Aşağı yukarı yirmi sene önceydi; Anadolu’nun güzelim taşköprülerinin peşinde fotoğraflarını çekmek için koşuyorduk.
Yorucu bir akşam vakti ancak güneşin battığı anda yetişebildik Çeşnigir Köprüsü’nün önüne. İstediğimiz sonucu alamasak da alaca karanlıkta diasını çekmiş ve “Tekrar geleceğiz inşallah. Köprü! bizi bekle…” demiştik.
Köprü bizi beklemiş beklemesine de suya batmış, Kızılırmak içinde boy vermiş.
Kırıkkale'nin Karakeçili ilçesi ile Köprüköy beldesi arasında yer alan Çeşnigir Köprüsü, Kızılırmak Nehri üzerinde Büyük Selçuklu Devleti zamanında tahminen 13. yüzyılda yapılmış.

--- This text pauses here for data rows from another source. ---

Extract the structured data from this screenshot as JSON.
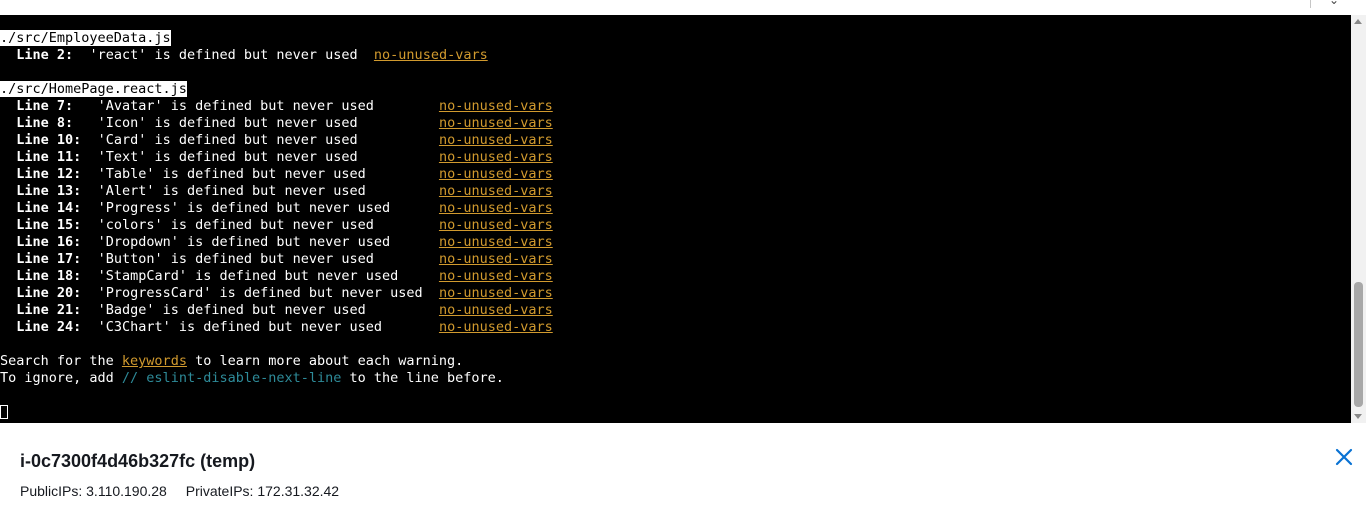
{
  "terminal": {
    "file1": {
      "path": "./src/EmployeeData.js",
      "warnings": [
        {
          "line": "Line 2:",
          "message": "'react' is defined but never used",
          "rule": "no-unused-vars"
        }
      ]
    },
    "file2": {
      "path": "./src/HomePage.react.js",
      "warnings": [
        {
          "line": "Line 7:",
          "message": "'Avatar' is defined but never used",
          "rule": "no-unused-vars"
        },
        {
          "line": "Line 8:",
          "message": "'Icon' is defined but never used",
          "rule": "no-unused-vars"
        },
        {
          "line": "Line 10:",
          "message": "'Card' is defined but never used",
          "rule": "no-unused-vars"
        },
        {
          "line": "Line 11:",
          "message": "'Text' is defined but never used",
          "rule": "no-unused-vars"
        },
        {
          "line": "Line 12:",
          "message": "'Table' is defined but never used",
          "rule": "no-unused-vars"
        },
        {
          "line": "Line 13:",
          "message": "'Alert' is defined but never used",
          "rule": "no-unused-vars"
        },
        {
          "line": "Line 14:",
          "message": "'Progress' is defined but never used",
          "rule": "no-unused-vars"
        },
        {
          "line": "Line 15:",
          "message": "'colors' is defined but never used",
          "rule": "no-unused-vars"
        },
        {
          "line": "Line 16:",
          "message": "'Dropdown' is defined but never used",
          "rule": "no-unused-vars"
        },
        {
          "line": "Line 17:",
          "message": "'Button' is defined but never used",
          "rule": "no-unused-vars"
        },
        {
          "line": "Line 18:",
          "message": "'StampCard' is defined but never used",
          "rule": "no-unused-vars"
        },
        {
          "line": "Line 20:",
          "message": "'ProgressCard' is defined but never used",
          "rule": "no-unused-vars"
        },
        {
          "line": "Line 21:",
          "message": "'Badge' is defined but never used",
          "rule": "no-unused-vars"
        },
        {
          "line": "Line 24:",
          "message": "'C3Chart' is defined but never used",
          "rule": "no-unused-vars"
        }
      ]
    },
    "footer": {
      "search_prefix": "Search for the ",
      "search_keyword": "keywords",
      "search_suffix": " to learn more about each warning.",
      "ignore_prefix": "To ignore, add ",
      "ignore_comment": "// eslint-disable-next-line",
      "ignore_suffix": " to the line before."
    }
  },
  "instance": {
    "title": "i-0c7300f4d46b327fc (temp)",
    "public_ip_label": "PublicIPs:",
    "public_ip": "3.110.190.28",
    "private_ip_label": "PrivateIPs:",
    "private_ip": "172.31.32.42"
  },
  "icons": {
    "close": "close-icon",
    "chevron": "chevron-down-icon"
  },
  "colors": {
    "terminal_bg": "#000000",
    "rule": "#d19a2e",
    "comment": "#2e8b99",
    "close": "#0972d3"
  }
}
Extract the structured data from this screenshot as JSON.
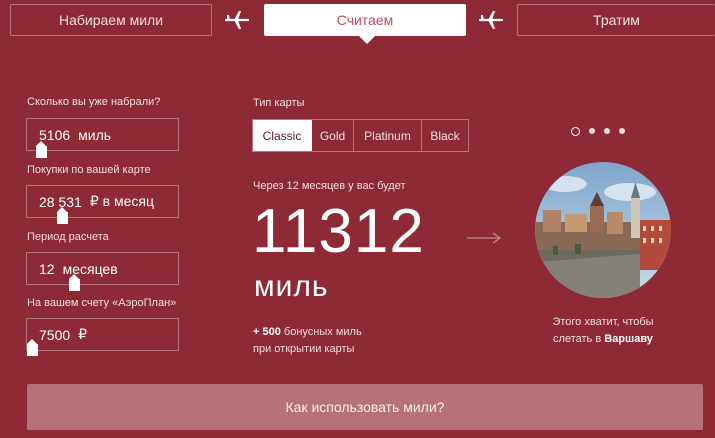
{
  "steps": [
    {
      "label": "Набираем мили"
    },
    {
      "label": "Считаем"
    },
    {
      "label": "Тратим"
    }
  ],
  "inputs": {
    "miles": {
      "label": "Сколько вы уже набрали?",
      "value": "5106",
      "unit": "миль"
    },
    "purchases": {
      "label": "Покупки по вашей карте",
      "value": "28 531",
      "unit": "₽ в месяц"
    },
    "period": {
      "label": "Период расчета",
      "value": "12",
      "unit": "месяцев"
    },
    "account": {
      "label": "На вашем счету «АэроПлан»",
      "value": "7500",
      "unit": "₽"
    }
  },
  "card_type": {
    "label": "Тип карты",
    "options": [
      "Classic",
      "Gold",
      "Platinum",
      "Black"
    ],
    "selected": "Classic"
  },
  "result": {
    "label": "Через 12 месяцев у вас будет",
    "value": "11312",
    "unit": "миль",
    "bonus_value": "+ 500",
    "bonus_text": "бонусных миль",
    "bonus_text2": "при открытии карты"
  },
  "destination": {
    "line1": "Этого хватит, чтобы",
    "line2_prefix": "слетать в",
    "city": "Варшаву"
  },
  "carousel": {
    "active_index": 0,
    "count": 4
  },
  "cta": {
    "label": "Как использовать мили?"
  },
  "colors": {
    "background": "#8e2a35",
    "accent": "#c0485a",
    "cta": "#b6727a"
  }
}
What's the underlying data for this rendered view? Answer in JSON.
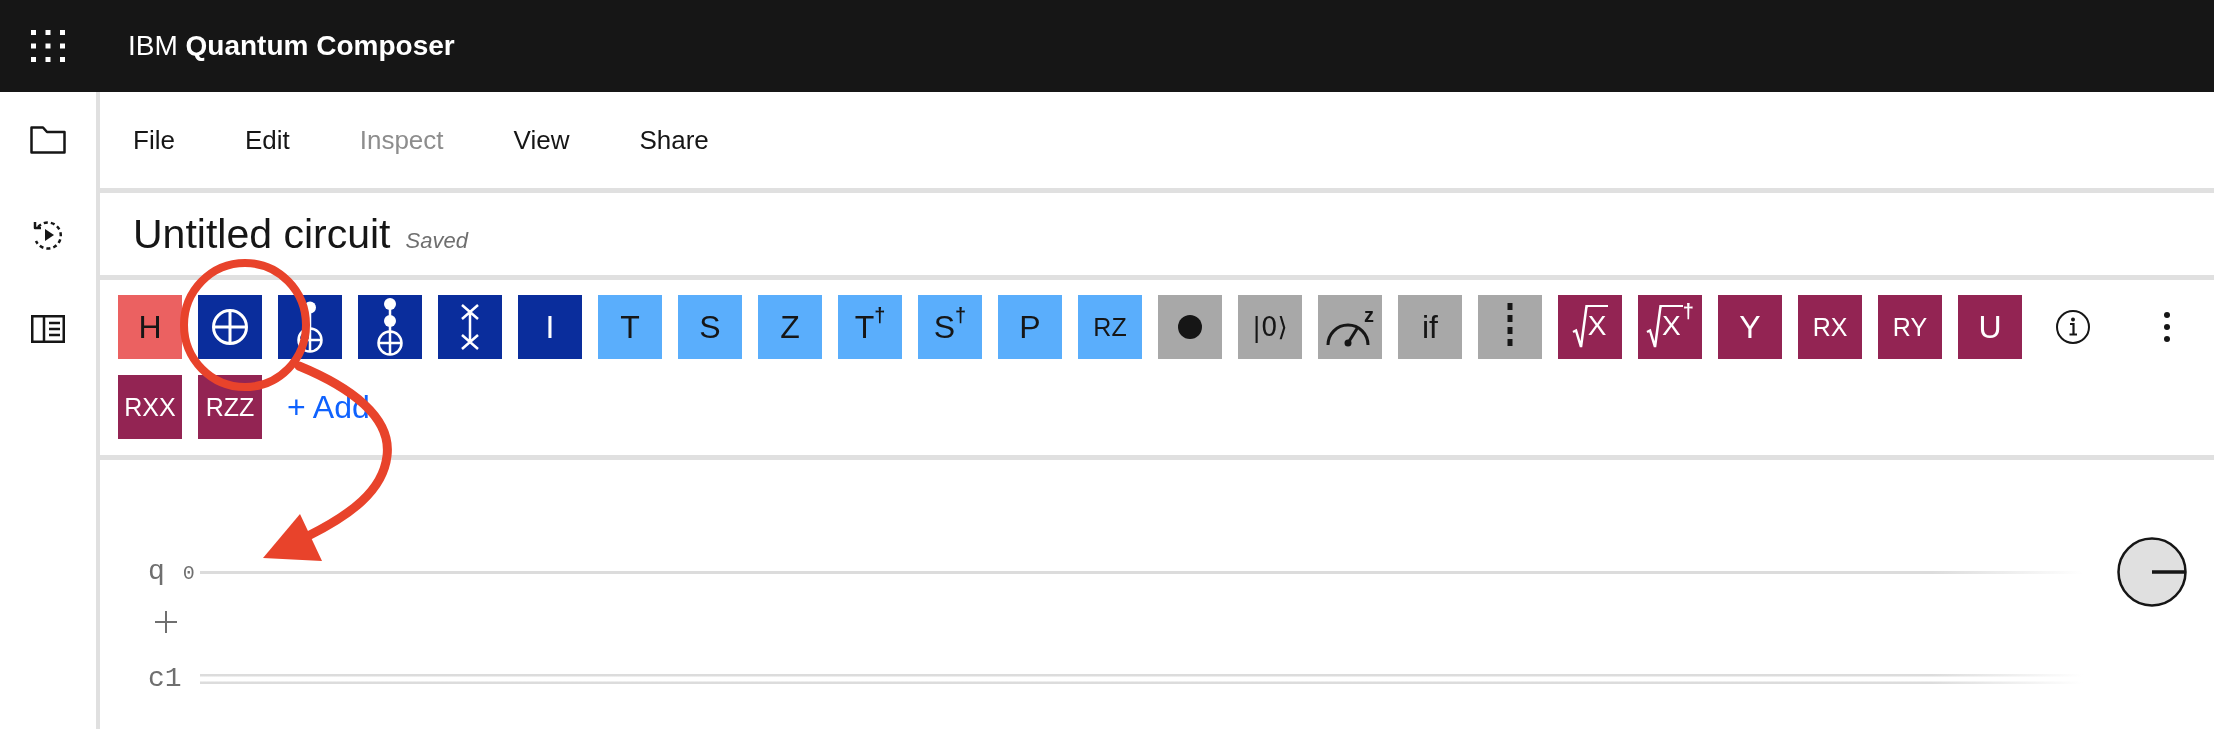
{
  "header": {
    "title": "IBM **Quantum Composer**"
  },
  "menu": [
    {
      "label": "File",
      "disabled": false
    },
    {
      "label": "Edit",
      "disabled": false
    },
    {
      "label": "Inspect",
      "disabled": true
    },
    {
      "label": "View",
      "disabled": false
    },
    {
      "label": "Share",
      "disabled": false
    }
  ],
  "circuit_header": {
    "title": "Untitled circuit",
    "status": "Saved"
  },
  "gates": [
    {
      "kind": "text",
      "label": "H",
      "color": "#eb6161"
    },
    {
      "kind": "target",
      "color": "#0a2d9c"
    },
    {
      "kind": "control_target",
      "color": "#0a2d9c"
    },
    {
      "kind": "double_control_target",
      "color": "#0a2d9c"
    },
    {
      "kind": "swap",
      "color": "#0a2d9c"
    },
    {
      "kind": "text",
      "label": "I",
      "color": "#0a2d9c"
    },
    {
      "kind": "text",
      "label": "T",
      "color": "#5aaefc"
    },
    {
      "kind": "text",
      "label": "S",
      "color": "#5aaefc"
    },
    {
      "kind": "text",
      "label": "Z",
      "color": "#5aaefc"
    },
    {
      "kind": "text",
      "label": "T",
      "superscript": "†",
      "color": "#5aaefc"
    },
    {
      "kind": "text",
      "label": "S",
      "superscript": "†",
      "color": "#5aaefc"
    },
    {
      "kind": "text",
      "label": "P",
      "color": "#5aaefc"
    },
    {
      "kind": "rotation",
      "label": "RZ",
      "color": "#5aaefc"
    },
    {
      "kind": "dot",
      "color": "#a8a8a8"
    },
    {
      "kind": "ket",
      "label": "|0⟩",
      "color": "#a8a8a8"
    },
    {
      "kind": "measure",
      "superscript": "z",
      "color": "#a8a8a8"
    },
    {
      "kind": "text",
      "label": "if",
      "color": "#a8a8a8"
    },
    {
      "kind": "barrier",
      "color": "#a8a8a8"
    },
    {
      "kind": "sqrt",
      "label": "X",
      "color": "#932453"
    },
    {
      "kind": "sqrt",
      "label": "X",
      "superscript": "†",
      "color": "#932453"
    },
    {
      "kind": "text",
      "label": "Y",
      "color": "#932453"
    },
    {
      "kind": "rotation",
      "label": "RX",
      "color": "#932453"
    },
    {
      "kind": "rotation",
      "label": "RY",
      "color": "#932453"
    },
    {
      "kind": "text",
      "label": "U",
      "color": "#932453"
    },
    {
      "kind": "rotation",
      "label": "RXX",
      "color": "#932453"
    },
    {
      "kind": "rotation",
      "label": "RZZ",
      "color": "#932453"
    }
  ],
  "add_link": "+ Add",
  "circuit": {
    "qubits": [
      {
        "register": "q",
        "index": "0"
      }
    ],
    "classical_registers": [
      {
        "name": "c1"
      }
    ]
  }
}
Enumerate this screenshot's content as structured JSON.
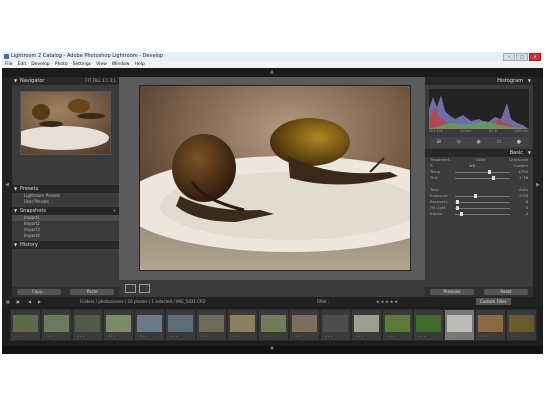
{
  "window": {
    "title": "Lightroom 2 Catalog - Adobe Photoshop Lightroom - Develop",
    "controls": [
      "–",
      "□",
      "×"
    ]
  },
  "menu": [
    "File",
    "Edit",
    "Develop",
    "Photo",
    "Settings",
    "View",
    "Window",
    "Help"
  ],
  "left_panel": {
    "navigator_title": "Navigator",
    "navigator_zoom": [
      "FIT",
      "FILL",
      "1:1",
      "3:1"
    ],
    "presets_title": "Presets",
    "presets": [
      "Lightroom Presets",
      "User Presets"
    ],
    "snapshots_title": "Snapshots",
    "snapshots": [
      "Import1",
      "Import2",
      "Import3",
      "Import4"
    ],
    "history_title": "History",
    "copy_label": "Copy...",
    "paste_label": "Paste"
  },
  "right_panel": {
    "histogram_title": "Histogram",
    "histogram_readout": [
      "ISO 400",
      "35mm",
      "f/2.8",
      "1/60 sec"
    ],
    "basic_title": "Basic",
    "treatment_label": "Treatment :",
    "treatment_options": [
      "Color",
      "Grayscale"
    ],
    "wb_label": "WB :",
    "wb_value": "Custom",
    "temp_label": "Temp",
    "temp_value": "4750",
    "tint_label": "Tint",
    "tint_value": "+ 16",
    "tone_label": "Tone",
    "auto_label": "Auto",
    "exposure_label": "Exposure",
    "exposure_value": "0.00",
    "recovery_label": "Recovery",
    "recovery_value": "0",
    "fill_label": "Fill Light",
    "fill_value": "0",
    "blacks_label": "Blacks",
    "blacks_value": "5",
    "previous_label": "Previous",
    "reset_label": "Reset"
  },
  "filmstrip_bar": {
    "path": "Folders / photoscenes / 16 photos / 1 selected / IMG_5831.CR2",
    "filter_label": "Filter :",
    "custom_filter": "Custom Filter"
  },
  "filmstrip": {
    "thumb_colors": [
      "#5a6a4a",
      "#6b7a5c",
      "#4f5a48",
      "#7a8a6a",
      "#6a7b87",
      "#5d6d78",
      "#6e6a5a",
      "#8a8060",
      "#6f7c57",
      "#7d6d5a",
      "#4d4d52",
      "#9aa08a",
      "#5a7a3a",
      "#3e6a2e",
      "#bdbdb8",
      "#8a6a44",
      "#6a5a2a"
    ]
  }
}
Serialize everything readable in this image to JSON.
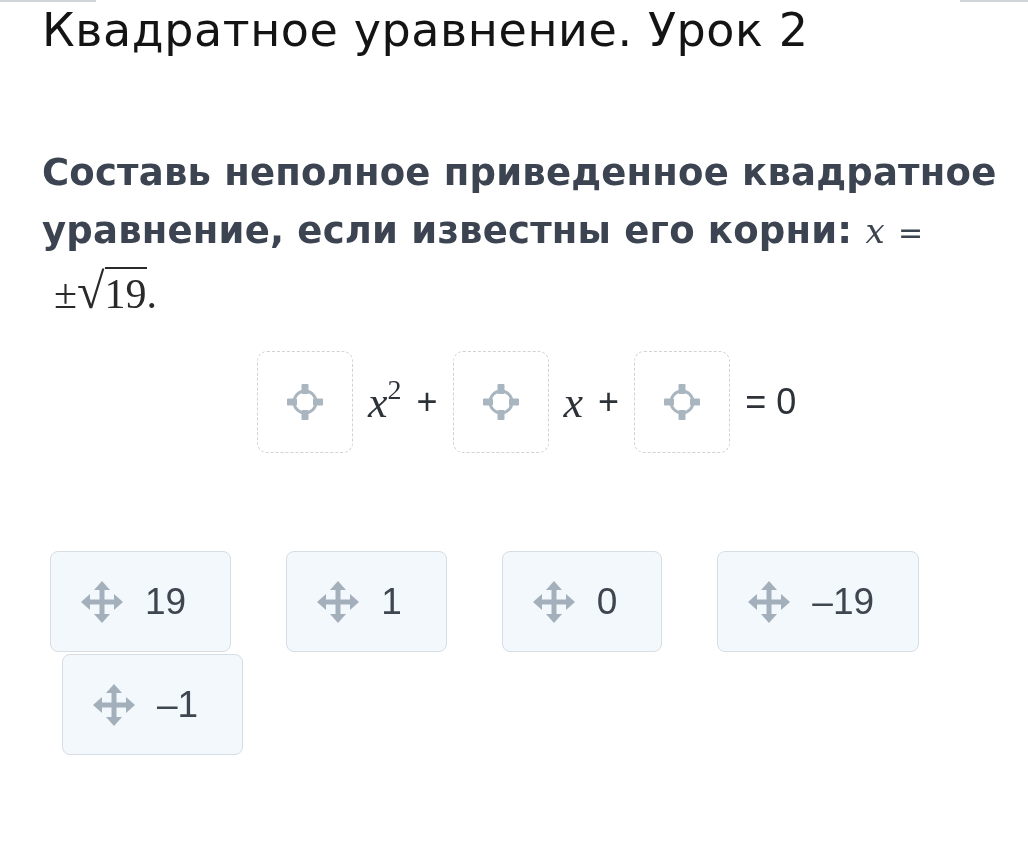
{
  "title": "Квадратное уравнение. Урок 2",
  "question": {
    "text": "Составь неполное приведенное квадратное уравнение, если известны его корни:",
    "formula": {
      "variable": "x",
      "relation": "=",
      "sign": "±",
      "radical": "√",
      "radicand": "19",
      "end": "."
    }
  },
  "equation": [
    {
      "kind": "slot"
    },
    {
      "kind": "term",
      "text": "*x*$^{2}$"
    },
    {
      "kind": "operator",
      "text": "+"
    },
    {
      "kind": "slot"
    },
    {
      "kind": "term",
      "text": "*x*"
    },
    {
      "kind": "operator",
      "text": "+"
    },
    {
      "kind": "slot"
    },
    {
      "kind": "operator",
      "text": "= 0"
    }
  ],
  "options": [
    {
      "label": "19"
    },
    {
      "label": "1"
    },
    {
      "label": "0"
    },
    {
      "label": "–19"
    },
    {
      "label": "–1"
    }
  ]
}
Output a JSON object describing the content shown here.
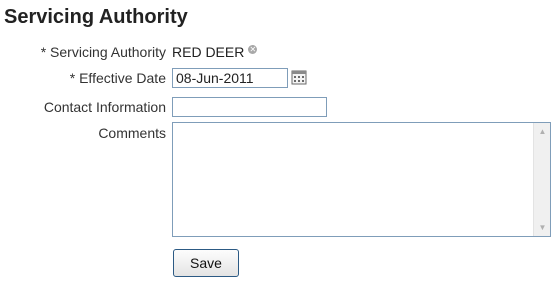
{
  "page": {
    "title": "Servicing Authority"
  },
  "form": {
    "servicing_authority": {
      "label": "* Servicing Authority",
      "value": "RED DEER",
      "clear_icon": "clear-icon"
    },
    "effective_date": {
      "label": "* Effective Date",
      "value": "08-Jun-2011",
      "icon": "calendar-icon"
    },
    "contact_information": {
      "label": "Contact Information",
      "value": ""
    },
    "comments": {
      "label": "Comments",
      "value": ""
    }
  },
  "actions": {
    "save_label": "Save"
  },
  "colors": {
    "input_border": "#7f9db9",
    "button_border": "#2c5a84",
    "text": "#222222"
  }
}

Köprü on üç kemerden oluşmaktaydı. Şimdi kemerler artık tamamıyla görülemiyor. Kısmet bu kadarmış, buna da şükür. Geç de olsa köprüye verdiğimiz sözü tuttuk.
Kızılırmak da bizi boş çevirmedi “Köprüyü tam gösteremedik, bari gelmişken baraj gölümüzden biraz manzarayla yetinin!” dedi.
Şikayet etmiyorum, hikayet ediyorum!